Samantha Enslin-Payne
Astral Foods’ interim earnings would be lower due to increased costs and a proposed settlement with the competition authorities regarding an investigation, the chicken producer warned on Friday.
In a Stock Exchange News Service announcement, Astral said there was a reasonable degree of certainty that its earnings a share and headline earnings a share for the six months to March would be between 16 percent and 19 percent lower than the previous comparable period.
The drop in earnings was mainly due to increases in feed prices and other input costs that were not fully recovered in selling prices.
The decrease also included a provision for a proposed settlement, still to be reached with the Competition Commission and subsequent ratification by the Competition Tribunal, on various matters under investigation. The company said it would provide further details when it reported its interim results on May 14.
Thato Mashigo, an equity analyst at Cadiz Asset Management, said the decline in Astral’s earnings was somewhat unexpected as the market had anticipated the group to report flat earnings for its first half to March. He added that the first half of Astral’s financial year was traditionally its best as December was a “huge month” in terms of consumer demand for chicken.
The maize price in the past four years has doubled from about R1 500 a ton to about R3 000 a ton. Mashigo said a key driver for a poultry producer was the cost at which it could buy maize, versus the price at which it could sell chicken, neither of which the company had any control over.
In areas where it does have control, such as the efficiencies of farms, Astral did exceptionally well, Mashigo said.
Also impacting on earnings is a proposed settlement with the Competition Commission.
Mashigo said this related to allegations of price collusion in the Western Cape in about 2005, which occurred under previous management.
He said the size of any settlement was unknown, but given that it would be a percentage of the revenue of a division in one region and it was a once-off cost, it might not be hugely negative for the group in the long term.

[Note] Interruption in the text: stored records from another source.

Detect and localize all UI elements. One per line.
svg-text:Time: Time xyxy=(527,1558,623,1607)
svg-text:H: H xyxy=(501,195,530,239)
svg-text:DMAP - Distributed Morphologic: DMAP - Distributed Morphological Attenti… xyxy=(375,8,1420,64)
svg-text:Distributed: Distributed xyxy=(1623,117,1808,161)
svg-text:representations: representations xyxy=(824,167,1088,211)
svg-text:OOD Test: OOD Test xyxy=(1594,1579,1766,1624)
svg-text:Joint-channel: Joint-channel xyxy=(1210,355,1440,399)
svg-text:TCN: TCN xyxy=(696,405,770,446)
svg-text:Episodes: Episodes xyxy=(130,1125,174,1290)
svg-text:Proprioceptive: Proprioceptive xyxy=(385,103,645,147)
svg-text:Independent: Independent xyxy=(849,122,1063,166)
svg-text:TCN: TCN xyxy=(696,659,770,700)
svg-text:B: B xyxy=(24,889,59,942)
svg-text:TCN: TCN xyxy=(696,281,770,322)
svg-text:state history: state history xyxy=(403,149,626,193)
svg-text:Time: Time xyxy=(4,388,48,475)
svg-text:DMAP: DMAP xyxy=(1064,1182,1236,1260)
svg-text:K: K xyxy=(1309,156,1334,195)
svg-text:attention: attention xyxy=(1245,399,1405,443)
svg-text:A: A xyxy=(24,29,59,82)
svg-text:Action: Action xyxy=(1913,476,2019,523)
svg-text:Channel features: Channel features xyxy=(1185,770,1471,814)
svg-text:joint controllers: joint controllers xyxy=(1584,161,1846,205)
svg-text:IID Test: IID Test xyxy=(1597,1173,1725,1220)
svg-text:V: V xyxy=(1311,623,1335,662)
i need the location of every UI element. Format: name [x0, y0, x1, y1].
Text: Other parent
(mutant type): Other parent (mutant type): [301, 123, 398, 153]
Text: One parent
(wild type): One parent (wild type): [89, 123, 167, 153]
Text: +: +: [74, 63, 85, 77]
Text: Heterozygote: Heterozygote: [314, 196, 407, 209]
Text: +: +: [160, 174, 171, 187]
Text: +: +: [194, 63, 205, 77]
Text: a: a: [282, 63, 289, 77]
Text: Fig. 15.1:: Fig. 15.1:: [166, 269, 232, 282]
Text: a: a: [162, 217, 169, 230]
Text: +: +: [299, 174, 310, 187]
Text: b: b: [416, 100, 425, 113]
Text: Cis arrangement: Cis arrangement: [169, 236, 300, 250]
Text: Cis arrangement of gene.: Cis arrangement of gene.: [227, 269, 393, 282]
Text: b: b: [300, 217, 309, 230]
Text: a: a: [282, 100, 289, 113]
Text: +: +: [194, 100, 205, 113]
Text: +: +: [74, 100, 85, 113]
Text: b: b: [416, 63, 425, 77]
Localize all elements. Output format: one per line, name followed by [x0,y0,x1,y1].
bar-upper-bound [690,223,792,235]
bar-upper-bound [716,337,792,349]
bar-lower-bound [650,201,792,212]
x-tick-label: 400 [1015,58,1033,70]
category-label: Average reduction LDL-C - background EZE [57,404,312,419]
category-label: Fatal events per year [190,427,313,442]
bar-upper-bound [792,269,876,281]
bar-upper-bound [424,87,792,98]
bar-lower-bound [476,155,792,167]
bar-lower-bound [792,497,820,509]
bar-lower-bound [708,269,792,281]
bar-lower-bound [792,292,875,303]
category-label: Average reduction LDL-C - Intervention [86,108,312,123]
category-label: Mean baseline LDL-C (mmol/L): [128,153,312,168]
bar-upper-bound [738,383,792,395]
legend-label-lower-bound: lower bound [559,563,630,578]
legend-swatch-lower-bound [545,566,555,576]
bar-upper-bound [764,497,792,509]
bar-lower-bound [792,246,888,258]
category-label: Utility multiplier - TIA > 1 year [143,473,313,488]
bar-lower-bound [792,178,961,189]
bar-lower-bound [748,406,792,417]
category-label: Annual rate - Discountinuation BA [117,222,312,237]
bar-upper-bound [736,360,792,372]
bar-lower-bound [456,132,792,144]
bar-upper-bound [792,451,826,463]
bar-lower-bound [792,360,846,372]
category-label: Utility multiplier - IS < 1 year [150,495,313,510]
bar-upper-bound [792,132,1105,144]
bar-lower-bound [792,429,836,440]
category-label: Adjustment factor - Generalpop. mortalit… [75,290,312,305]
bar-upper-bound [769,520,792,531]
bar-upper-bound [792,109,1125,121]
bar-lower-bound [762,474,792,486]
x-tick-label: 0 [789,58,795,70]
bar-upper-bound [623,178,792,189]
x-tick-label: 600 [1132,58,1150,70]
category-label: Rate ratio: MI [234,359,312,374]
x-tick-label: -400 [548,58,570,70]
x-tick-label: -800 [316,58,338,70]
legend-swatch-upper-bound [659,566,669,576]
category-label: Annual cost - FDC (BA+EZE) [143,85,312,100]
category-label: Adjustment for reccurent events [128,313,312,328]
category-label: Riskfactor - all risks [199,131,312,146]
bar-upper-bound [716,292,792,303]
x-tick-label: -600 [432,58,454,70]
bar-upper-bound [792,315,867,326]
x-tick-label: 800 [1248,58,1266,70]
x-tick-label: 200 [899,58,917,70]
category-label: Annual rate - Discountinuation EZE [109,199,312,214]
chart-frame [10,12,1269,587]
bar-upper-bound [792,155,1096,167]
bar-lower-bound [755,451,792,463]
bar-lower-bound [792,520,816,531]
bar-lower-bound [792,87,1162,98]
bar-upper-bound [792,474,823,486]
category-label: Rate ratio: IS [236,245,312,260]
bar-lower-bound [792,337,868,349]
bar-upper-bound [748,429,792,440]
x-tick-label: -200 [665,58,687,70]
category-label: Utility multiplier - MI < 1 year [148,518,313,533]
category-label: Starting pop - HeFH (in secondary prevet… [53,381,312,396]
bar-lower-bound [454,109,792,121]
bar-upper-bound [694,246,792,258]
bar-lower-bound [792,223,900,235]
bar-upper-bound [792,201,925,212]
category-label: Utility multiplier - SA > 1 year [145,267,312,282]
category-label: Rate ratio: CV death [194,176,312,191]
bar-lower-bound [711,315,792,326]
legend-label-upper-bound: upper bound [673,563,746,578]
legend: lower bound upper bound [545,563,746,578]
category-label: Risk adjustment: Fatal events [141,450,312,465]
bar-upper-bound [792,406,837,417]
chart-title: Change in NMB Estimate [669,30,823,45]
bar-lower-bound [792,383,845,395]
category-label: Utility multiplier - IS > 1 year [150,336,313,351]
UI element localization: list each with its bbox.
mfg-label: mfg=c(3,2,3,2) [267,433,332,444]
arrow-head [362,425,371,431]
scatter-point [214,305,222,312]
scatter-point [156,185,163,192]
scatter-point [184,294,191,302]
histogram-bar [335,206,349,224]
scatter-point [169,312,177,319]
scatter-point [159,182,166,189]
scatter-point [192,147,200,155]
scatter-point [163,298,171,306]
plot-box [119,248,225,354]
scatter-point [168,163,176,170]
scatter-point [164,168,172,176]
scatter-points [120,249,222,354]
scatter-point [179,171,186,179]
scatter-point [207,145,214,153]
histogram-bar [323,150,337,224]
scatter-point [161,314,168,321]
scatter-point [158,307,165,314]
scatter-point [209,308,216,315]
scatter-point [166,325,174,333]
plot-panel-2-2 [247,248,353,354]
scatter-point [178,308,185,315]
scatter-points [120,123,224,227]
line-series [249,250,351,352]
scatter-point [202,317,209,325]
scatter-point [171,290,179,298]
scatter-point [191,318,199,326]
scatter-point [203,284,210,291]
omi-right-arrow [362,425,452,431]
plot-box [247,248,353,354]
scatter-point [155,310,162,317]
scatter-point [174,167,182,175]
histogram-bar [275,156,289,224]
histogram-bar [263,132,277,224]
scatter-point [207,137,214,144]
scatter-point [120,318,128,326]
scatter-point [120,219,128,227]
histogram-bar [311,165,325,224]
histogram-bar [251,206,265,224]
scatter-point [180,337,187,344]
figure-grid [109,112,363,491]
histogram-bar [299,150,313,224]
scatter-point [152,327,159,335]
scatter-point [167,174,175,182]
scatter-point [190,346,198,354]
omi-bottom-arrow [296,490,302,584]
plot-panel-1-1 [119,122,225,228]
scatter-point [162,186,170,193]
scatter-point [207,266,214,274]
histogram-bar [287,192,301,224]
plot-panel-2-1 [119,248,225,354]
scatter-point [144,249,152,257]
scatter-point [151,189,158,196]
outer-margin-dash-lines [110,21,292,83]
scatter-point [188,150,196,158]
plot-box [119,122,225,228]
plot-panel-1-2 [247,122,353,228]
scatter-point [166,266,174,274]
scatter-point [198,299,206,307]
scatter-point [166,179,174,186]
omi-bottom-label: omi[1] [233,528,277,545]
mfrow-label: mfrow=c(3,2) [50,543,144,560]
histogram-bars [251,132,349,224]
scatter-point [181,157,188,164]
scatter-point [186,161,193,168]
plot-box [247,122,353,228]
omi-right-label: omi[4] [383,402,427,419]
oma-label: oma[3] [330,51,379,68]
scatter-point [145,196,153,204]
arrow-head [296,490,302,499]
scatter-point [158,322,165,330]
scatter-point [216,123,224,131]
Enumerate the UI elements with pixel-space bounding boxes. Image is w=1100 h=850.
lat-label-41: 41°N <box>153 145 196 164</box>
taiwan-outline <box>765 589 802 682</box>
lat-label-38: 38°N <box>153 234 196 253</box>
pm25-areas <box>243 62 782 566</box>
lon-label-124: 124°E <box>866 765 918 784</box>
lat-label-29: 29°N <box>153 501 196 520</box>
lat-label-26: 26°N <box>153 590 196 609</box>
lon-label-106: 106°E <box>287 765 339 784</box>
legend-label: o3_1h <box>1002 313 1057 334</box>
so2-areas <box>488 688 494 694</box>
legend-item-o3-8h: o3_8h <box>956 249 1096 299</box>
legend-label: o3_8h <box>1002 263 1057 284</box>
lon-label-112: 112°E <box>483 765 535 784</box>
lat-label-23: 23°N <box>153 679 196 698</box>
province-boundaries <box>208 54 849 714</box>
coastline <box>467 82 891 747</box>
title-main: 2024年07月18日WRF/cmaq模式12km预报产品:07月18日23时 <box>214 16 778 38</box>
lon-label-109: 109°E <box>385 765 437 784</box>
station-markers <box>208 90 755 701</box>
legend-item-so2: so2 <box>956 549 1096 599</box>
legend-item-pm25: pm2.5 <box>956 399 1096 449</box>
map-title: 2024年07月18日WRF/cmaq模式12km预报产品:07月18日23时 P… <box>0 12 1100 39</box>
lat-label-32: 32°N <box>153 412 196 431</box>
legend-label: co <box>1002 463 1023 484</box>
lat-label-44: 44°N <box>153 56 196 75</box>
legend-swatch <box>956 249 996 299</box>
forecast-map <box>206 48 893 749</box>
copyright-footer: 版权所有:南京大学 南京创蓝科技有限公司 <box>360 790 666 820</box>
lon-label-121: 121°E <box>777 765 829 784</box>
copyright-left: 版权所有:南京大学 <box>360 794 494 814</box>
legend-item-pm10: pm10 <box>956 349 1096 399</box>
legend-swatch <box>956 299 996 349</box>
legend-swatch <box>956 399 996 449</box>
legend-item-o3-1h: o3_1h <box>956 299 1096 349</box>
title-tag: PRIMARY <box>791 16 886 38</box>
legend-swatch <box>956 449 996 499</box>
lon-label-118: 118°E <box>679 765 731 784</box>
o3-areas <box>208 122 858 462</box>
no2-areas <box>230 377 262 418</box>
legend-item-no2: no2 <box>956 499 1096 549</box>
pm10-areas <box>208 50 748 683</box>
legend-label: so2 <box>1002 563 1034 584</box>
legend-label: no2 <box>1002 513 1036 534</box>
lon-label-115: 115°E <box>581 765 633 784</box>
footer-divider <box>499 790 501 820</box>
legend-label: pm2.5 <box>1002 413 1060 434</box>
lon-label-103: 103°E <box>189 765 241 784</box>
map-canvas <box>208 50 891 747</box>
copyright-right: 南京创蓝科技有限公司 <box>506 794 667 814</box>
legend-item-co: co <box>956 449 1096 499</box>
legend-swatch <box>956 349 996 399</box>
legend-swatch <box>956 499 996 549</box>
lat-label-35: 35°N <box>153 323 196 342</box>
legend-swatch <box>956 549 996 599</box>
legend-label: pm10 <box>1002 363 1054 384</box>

But he said Astral had not stated how much money it was putting aside for a settlement, and it might turn out that the provision accounted for a large part of the decline in earnings.
Reuben Beelders, the chief investment officer at Gryphon Asset Management, said the weakness in Astral’s share price could be a buying opportunity. “We like the company from a dividend yield perspective. It is very cash generative and a good dividend payer.”
He said if the provision made by Astral for a settlement with the Competition Commission was excluded, its expectation was for earnings to have declined by about 5 percent.
Astral’s share price fell over 5 percent in early trade on Friday, but ended the day 1.8 percent lower at R122.40.
Beelders said the stock regained some ground as investors realised that any Competition Commission payment was a once-off event.